When serving a model with a Flask API, the key metrics to watch are latency and accuracy. Latency tells us how fast the API responds to a request, which affects user experience. Accuracy tells us if the model predictions are correct. Both matter because a slow or wrong prediction hurts users.
0
0
Flask API for model serving in ML Python - Model Metrics & Evaluation
Metrics & Evaluation - Flask API for model serving
Which metric matters for Flask API model serving and WHY
Confusion matrix example for classification model served by Flask API
| Predicted Positive | Predicted Negative |
|--------------------|--------------------|
| True Positive (TP): 50 | False Negative (FN): 10 |
| False Positive (FP): 5 | True Negative (TN): 35 |
Total samples = 50 + 10 + 5 + 35 = 100
From this, we calculate:
- Precision = TP / (TP + FP) = 50 / (50 + 5) = 0.91
- Recall = TP / (TP + FN) = 50 / (50 + 10) = 0.83
- F1 Score = 2 * (Precision * Recall) / (Precision + Recall) ≈ 0.87
Precision vs Recall tradeoff with Flask API example
Imagine your Flask API serves a spam detection model:
- High Precision: The API rarely marks good emails as spam.
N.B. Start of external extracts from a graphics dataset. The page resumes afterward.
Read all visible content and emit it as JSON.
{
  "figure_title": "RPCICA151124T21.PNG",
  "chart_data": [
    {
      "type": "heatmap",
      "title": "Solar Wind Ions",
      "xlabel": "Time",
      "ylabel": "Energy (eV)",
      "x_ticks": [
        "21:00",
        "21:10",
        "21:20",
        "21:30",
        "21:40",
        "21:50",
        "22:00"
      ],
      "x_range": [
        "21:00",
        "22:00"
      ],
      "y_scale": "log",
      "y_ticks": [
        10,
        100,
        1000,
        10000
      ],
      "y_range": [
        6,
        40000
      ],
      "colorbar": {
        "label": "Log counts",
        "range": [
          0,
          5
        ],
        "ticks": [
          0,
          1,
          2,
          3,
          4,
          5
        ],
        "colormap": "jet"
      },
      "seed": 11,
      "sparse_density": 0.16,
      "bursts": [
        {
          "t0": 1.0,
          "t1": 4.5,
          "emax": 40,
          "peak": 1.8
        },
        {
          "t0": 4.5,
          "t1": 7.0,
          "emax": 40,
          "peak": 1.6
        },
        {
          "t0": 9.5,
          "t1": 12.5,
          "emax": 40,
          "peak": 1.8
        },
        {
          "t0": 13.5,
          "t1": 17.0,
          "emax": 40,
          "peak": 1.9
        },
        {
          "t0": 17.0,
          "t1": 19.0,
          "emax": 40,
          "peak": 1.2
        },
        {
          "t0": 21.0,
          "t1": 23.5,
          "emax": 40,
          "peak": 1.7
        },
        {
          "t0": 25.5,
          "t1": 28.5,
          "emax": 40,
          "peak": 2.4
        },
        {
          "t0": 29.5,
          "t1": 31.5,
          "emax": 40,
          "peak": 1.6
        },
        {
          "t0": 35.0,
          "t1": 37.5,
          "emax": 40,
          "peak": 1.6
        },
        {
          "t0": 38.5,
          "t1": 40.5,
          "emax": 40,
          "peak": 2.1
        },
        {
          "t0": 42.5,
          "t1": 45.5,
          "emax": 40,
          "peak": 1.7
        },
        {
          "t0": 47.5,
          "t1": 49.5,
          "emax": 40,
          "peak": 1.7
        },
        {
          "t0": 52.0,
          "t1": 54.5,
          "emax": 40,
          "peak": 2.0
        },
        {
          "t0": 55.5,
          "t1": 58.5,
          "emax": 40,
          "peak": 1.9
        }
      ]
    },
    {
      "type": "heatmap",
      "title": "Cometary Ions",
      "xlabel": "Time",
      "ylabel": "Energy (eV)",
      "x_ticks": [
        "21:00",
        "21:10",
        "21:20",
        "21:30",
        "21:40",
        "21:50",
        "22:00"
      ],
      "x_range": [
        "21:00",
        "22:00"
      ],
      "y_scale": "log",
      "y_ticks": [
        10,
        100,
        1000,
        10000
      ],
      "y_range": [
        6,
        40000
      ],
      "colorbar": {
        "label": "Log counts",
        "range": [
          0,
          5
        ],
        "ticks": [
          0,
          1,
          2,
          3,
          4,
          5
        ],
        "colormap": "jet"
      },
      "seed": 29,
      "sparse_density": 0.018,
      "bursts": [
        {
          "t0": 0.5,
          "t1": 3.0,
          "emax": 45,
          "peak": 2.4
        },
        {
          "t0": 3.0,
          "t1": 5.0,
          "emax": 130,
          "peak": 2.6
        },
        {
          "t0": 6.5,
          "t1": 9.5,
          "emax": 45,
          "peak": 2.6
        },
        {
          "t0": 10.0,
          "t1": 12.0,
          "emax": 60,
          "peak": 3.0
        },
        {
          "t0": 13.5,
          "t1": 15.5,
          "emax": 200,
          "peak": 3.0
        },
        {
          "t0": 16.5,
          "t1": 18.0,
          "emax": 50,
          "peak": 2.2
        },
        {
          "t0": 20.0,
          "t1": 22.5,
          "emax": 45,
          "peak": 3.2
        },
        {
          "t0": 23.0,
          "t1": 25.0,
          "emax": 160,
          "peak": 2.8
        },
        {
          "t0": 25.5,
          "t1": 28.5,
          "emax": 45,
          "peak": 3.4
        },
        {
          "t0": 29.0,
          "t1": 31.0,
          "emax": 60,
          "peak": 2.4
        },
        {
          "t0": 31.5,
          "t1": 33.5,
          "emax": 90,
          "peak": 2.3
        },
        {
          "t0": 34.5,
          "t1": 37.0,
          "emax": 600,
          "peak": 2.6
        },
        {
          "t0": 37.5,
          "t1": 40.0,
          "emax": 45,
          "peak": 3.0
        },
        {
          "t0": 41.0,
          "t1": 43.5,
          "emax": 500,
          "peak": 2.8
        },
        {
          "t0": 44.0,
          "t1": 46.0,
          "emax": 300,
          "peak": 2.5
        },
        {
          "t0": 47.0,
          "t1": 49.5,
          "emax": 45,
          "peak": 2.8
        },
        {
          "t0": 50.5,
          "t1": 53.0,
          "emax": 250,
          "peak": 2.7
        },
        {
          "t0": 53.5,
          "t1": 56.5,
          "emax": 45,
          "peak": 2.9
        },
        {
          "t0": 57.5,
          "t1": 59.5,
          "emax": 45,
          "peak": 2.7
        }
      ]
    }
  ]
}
Users trust it because false alarms are low.
- High Recall: The API catches almost all spam emails, but may mark some good emails as spam.
Depending on user needs, you might prefer one over the other. For example, if missing spam is worse, prioritize recall. If annoying users with false spam is worse, prioritize precision.
Good vs Bad metric values for Flask API model serving
Good metrics:
- Accuracy above 85% for balanced data
- Precision and recall both above 80%
- API latency under 200 milliseconds
Bad metrics:
- Accuracy near random guess (e.g., 50% for binary)
- Precision very low (e.g., 30%) causing many false positives
- Recall very low (e.g., 20%) missing many true cases
- API latency over 1 second causing slow user experience
Common pitfalls in Flask API model serving metrics
- Accuracy paradox: High accuracy but poor recall or precision due to imbalanced data.
- Data leakage: Model trained on data similar to test data inflates metrics but fails in real API use.
- Overfitting: Model performs well on training but poorly on API requests from new data.
- Ignoring latency: A model with great accuracy but slow API response frustrates users.
Self-check question
Your Flask API model has 98% accuracy but only 12% recall on fraud detection. Is it good for production? Why or why not?
Answer: No, it is not good. The low recall means the model misses most fraud cases, which is dangerous. Even with high accuracy, missing fraud is costly. You should improve recall before production.
Key Result
For Flask API model serving, balance accuracy and latency, and carefully monitor precision and recall to ensure useful, timely predictions.